By Nicole Burns for the FCT

 

“My grandmother started selling trees in 1982.” For Andy and Pierce Dolan, Christmas trees are more than adornment for living rooms each December. They’re a family legacy.

The father and son team run D&D Christmas Tree Farm in Oak Grove. It’s a business Andy said his grandmother never intended to start.

“She got laid off by Ford Motor Company,” said Andy. “She went to the Extension Agency at the courthouse, and they set her up with planting Christmas trees. She just had to have something to generate a little income.” Dorothy Dolan passed away in January 2009, leaving the business to Andy, who is already making plans to pass it along to his boys, River and Pierce.
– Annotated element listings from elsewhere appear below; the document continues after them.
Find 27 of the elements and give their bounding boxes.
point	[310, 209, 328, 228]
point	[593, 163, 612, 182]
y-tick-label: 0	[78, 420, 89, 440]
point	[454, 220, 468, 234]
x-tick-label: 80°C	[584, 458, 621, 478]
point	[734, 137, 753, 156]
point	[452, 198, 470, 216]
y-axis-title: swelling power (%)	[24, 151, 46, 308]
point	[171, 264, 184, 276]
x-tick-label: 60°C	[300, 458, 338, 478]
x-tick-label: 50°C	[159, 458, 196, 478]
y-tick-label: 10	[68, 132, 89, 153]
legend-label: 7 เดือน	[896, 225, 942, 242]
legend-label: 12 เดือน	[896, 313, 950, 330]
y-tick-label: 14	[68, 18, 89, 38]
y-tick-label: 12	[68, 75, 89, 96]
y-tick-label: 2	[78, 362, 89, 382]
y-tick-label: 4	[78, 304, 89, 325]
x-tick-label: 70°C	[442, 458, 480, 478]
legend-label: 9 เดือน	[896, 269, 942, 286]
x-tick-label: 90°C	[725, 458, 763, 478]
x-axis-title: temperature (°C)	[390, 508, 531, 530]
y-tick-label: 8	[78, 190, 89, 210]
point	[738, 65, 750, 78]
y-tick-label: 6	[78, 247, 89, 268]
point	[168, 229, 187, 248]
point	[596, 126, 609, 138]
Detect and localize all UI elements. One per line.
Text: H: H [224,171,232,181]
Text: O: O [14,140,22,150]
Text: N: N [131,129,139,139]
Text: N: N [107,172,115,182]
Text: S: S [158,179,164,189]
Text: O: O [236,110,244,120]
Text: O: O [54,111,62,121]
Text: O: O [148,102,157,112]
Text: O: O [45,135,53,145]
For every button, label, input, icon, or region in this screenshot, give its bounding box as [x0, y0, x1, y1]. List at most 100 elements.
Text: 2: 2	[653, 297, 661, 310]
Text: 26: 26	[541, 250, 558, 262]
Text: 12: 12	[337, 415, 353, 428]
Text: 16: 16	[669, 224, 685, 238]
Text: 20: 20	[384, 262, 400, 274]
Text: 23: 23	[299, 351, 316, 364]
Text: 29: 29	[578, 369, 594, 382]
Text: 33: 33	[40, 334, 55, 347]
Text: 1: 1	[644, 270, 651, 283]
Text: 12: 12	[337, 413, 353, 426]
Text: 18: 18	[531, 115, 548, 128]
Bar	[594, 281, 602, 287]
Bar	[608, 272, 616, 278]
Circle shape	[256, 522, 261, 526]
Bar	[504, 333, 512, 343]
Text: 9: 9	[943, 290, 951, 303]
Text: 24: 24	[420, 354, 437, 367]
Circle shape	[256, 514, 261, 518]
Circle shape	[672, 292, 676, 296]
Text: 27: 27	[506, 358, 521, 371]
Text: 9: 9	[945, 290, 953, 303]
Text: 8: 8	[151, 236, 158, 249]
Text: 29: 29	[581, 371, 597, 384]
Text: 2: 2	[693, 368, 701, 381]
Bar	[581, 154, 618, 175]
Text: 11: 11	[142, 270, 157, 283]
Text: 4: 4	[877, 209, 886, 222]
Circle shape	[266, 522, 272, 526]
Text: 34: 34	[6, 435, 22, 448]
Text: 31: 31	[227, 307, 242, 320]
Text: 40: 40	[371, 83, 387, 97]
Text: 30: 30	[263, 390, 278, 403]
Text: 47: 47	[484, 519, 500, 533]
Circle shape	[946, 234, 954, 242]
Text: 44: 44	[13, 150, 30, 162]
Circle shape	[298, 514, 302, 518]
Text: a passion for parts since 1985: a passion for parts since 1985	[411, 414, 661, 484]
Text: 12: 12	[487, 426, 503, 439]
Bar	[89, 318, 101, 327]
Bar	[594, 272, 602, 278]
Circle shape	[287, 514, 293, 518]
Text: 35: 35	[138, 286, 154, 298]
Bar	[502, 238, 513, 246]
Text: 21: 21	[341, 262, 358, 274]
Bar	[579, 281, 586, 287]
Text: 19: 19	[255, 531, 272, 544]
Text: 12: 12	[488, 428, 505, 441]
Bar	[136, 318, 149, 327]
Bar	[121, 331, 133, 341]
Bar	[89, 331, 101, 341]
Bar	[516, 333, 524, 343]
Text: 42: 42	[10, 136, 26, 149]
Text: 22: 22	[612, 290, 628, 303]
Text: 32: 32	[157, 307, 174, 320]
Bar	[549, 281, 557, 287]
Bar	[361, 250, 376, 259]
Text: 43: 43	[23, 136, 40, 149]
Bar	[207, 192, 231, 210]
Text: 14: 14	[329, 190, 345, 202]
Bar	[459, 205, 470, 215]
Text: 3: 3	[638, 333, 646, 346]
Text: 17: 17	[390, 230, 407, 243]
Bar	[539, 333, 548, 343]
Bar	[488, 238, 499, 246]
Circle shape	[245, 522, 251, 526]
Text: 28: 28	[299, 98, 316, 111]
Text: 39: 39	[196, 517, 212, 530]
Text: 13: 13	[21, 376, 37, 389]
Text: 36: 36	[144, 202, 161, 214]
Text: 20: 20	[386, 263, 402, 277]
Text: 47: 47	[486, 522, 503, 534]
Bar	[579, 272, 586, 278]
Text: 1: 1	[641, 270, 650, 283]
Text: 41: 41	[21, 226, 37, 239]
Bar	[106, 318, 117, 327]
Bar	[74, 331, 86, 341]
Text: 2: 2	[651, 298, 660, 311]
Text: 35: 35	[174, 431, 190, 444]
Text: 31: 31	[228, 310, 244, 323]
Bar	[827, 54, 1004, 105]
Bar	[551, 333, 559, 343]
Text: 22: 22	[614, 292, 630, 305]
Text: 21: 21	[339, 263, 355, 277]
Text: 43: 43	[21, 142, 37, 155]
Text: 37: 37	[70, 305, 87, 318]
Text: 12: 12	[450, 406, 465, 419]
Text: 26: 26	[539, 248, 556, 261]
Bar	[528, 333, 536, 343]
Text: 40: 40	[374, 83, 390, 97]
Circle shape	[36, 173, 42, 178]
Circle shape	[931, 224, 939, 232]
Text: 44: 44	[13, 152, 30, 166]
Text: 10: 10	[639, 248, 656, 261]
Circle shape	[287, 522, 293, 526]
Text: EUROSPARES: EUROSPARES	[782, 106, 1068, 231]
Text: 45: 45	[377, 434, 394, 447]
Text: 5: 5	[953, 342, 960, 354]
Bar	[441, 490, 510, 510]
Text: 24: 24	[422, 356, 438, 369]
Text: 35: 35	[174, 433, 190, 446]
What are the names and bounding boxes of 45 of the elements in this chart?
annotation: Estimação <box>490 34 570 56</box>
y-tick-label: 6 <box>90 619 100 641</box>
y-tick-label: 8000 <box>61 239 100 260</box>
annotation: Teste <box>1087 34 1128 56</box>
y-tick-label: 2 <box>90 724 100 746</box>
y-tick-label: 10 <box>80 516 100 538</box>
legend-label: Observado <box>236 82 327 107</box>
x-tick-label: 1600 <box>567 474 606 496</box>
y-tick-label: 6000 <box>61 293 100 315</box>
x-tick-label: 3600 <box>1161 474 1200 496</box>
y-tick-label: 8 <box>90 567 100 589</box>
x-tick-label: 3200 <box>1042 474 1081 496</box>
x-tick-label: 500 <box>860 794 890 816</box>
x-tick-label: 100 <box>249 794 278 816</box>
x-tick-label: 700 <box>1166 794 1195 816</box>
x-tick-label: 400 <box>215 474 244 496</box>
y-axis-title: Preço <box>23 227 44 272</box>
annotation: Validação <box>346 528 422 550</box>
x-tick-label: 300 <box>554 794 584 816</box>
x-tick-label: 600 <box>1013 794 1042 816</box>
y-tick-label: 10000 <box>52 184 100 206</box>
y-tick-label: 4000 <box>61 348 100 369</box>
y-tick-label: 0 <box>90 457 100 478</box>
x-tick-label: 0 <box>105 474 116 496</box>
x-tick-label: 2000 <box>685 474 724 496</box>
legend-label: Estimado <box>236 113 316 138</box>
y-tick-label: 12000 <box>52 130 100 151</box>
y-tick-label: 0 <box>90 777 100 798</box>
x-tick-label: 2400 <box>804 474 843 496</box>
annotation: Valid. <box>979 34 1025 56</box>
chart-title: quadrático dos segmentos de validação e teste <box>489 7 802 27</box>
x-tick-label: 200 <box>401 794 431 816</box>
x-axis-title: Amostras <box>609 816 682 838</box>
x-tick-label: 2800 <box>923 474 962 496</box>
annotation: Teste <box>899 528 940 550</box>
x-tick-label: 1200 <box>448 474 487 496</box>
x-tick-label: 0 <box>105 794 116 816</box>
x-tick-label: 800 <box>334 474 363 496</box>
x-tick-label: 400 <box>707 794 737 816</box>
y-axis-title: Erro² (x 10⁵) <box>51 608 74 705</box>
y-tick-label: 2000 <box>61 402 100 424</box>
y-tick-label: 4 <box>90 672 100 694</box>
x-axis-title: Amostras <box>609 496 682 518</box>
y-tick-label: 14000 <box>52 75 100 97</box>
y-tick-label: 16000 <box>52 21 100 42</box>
“I’d like to have some income coming in next year when I turn 16. I need some gas money,” said Pierce. Andy admits the tree farm isn’t a big money-maker, but it is an important tradition. “Most of our customers are parents who came out here when they were kids, and now they’re bringing their kids,” said Andy. “They run around out here. Take pictures of each other. Let the little kids try and cut the tree down and take pictures of that.”

With trees ranging from 4 feet to Clark Griswold-sized, he said the average cost of a fresh tree is about $20. “We try not to have a lot of overhead,” said Andy. “There are other tree farms that have Santa Claus and hayrides and petting zoos and all that stuff. It’s just me and Pierce, and my wife helps when she’s off.”

D&D tree farm allows customers to pick and cut the trees themselves, but the Dolans will help out in a pinch. “If they’re not able to cut it down themselves, when they find the one, they can get one of us to cut it down and drag it out,” Andy said. The one thing that has continued since the tree farm first sprouted is the connection the Dolans try to make with customers. That was a business practice Grandmother Dorothy insisted on. “She lived here by herself, and she loved to talk to everybody who came out here. She’d get on to me for not talking enough to people and finding out who they are and what their kid’s names are and what’s been going on. We’ve gotten better at it,” Andy said.

The oldest Dolan son, River, is away at college, so younger brother Pierce is being groomed to take over the family business. “We don’t really have the time to do it,” said Andy. “I’m going to let Pierce decide what he wants to do going forward.”

Pierce said he wants to utilize more technology moving forward. “I want to have more advertisement to have more business.” Both agreed that keeping Grandmother Dorothy’s heart for their customers will be a good business practice that will transcend the generations.